A MP 851 estabelece um marco regulatório para captação de recursos privados que constituirão os fundos patrimoniais. O objetivo é financiar, a longo prazo, instituições de interesse público, por meio de parcerias, programas e projetos. Fundos patrimoniais – ou endowment funds, como são conhecidos em outros países – são formados por doações privadas, de pessoas e empresas, e o montante obtido é investido no mercado financeiro e em bolsa de valores, de modo a gerar uma receita contínua para aplicação em ações específicas. Podem ser perpétuos, caso somente os rendimentos venham a ser sacados.
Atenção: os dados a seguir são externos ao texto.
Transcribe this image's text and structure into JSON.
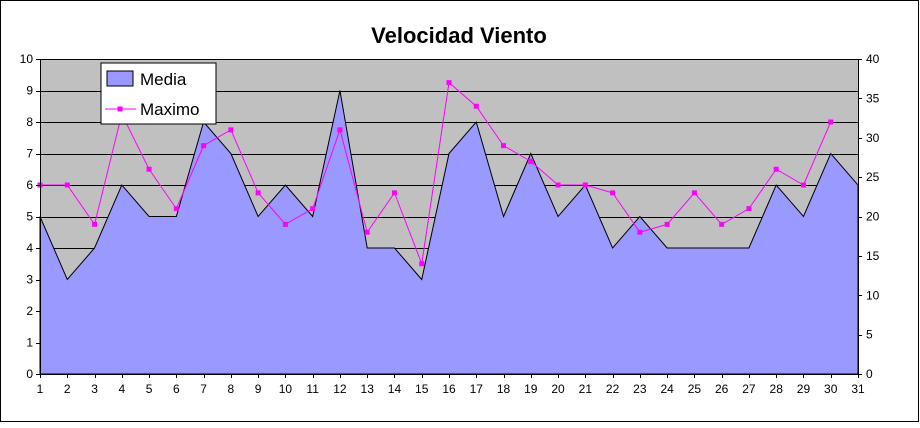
{
  "chart_data": {
    "type": "area",
    "title": "Velocidad Viento",
    "xlabel": "",
    "ylabel": "",
    "x": [
      1,
      2,
      3,
      4,
      5,
      6,
      7,
      8,
      9,
      10,
      11,
      12,
      13,
      14,
      15,
      16,
      17,
      18,
      19,
      20,
      21,
      22,
      23,
      24,
      25,
      26,
      27,
      28,
      29,
      30,
      31
    ],
    "ylim": [
      0,
      10
    ],
    "y2lim": [
      0,
      40
    ],
    "yticks": [
      0,
      1,
      2,
      3,
      4,
      5,
      6,
      7,
      8,
      9,
      10
    ],
    "y2ticks": [
      0,
      5,
      10,
      15,
      20,
      25,
      30,
      35,
      40
    ],
    "grid": true,
    "legend_position": "top-left",
    "colors": {
      "plot_bg": "#c0c0c0",
      "area_fill": "#9999ff",
      "line": "#ff00ff",
      "grid": "#000000"
    },
    "series": [
      {
        "name": "Media",
        "type": "area",
        "axis": "left",
        "values": [
          5,
          3,
          4,
          6,
          5,
          5,
          8,
          7,
          5,
          6,
          5,
          9,
          4,
          4,
          3,
          7,
          8,
          5,
          7,
          5,
          6,
          4,
          5,
          4,
          4,
          4,
          4,
          6,
          5,
          7,
          6
        ]
      },
      {
        "name": "Maximo",
        "type": "line",
        "axis": "right",
        "values": [
          24,
          24,
          19,
          33,
          26,
          21,
          29,
          31,
          23,
          19,
          21,
          31,
          18,
          23,
          14,
          37,
          34,
          29,
          27,
          24,
          24,
          23,
          18,
          19,
          23,
          19,
          21,
          26,
          24,
          32,
          null
        ]
      }
    ]
  }
}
A medida também institui o Programa de Fomento à Pesquisa, Desenvolvimento e Inovação — Programa de Excelência, com o objetivo de promover a produção de conhecimento, ciência, desenvolvimento e inovação, por meio da pesquisa de excelência de nível internacional, da criação e do aperfeiçoamento de produtos, processos, metodologias e técnicas.

Representantes de universidades brasileiras defenderam a criação de fundos patrimoniais e o estímulo a doações privadas para projetos de interesse público nas áreas de educação, ciência, tecnologia, pesquisa e inovação, mas questionaram alguns pontos da medida provisória, nessa terça-feira, 13. Eles apontaram, por exemplo, a necessidade de incluir, no texto, a previsão de incentivos fiscais, a fim de estimular as doações para os fundos patrimoniais.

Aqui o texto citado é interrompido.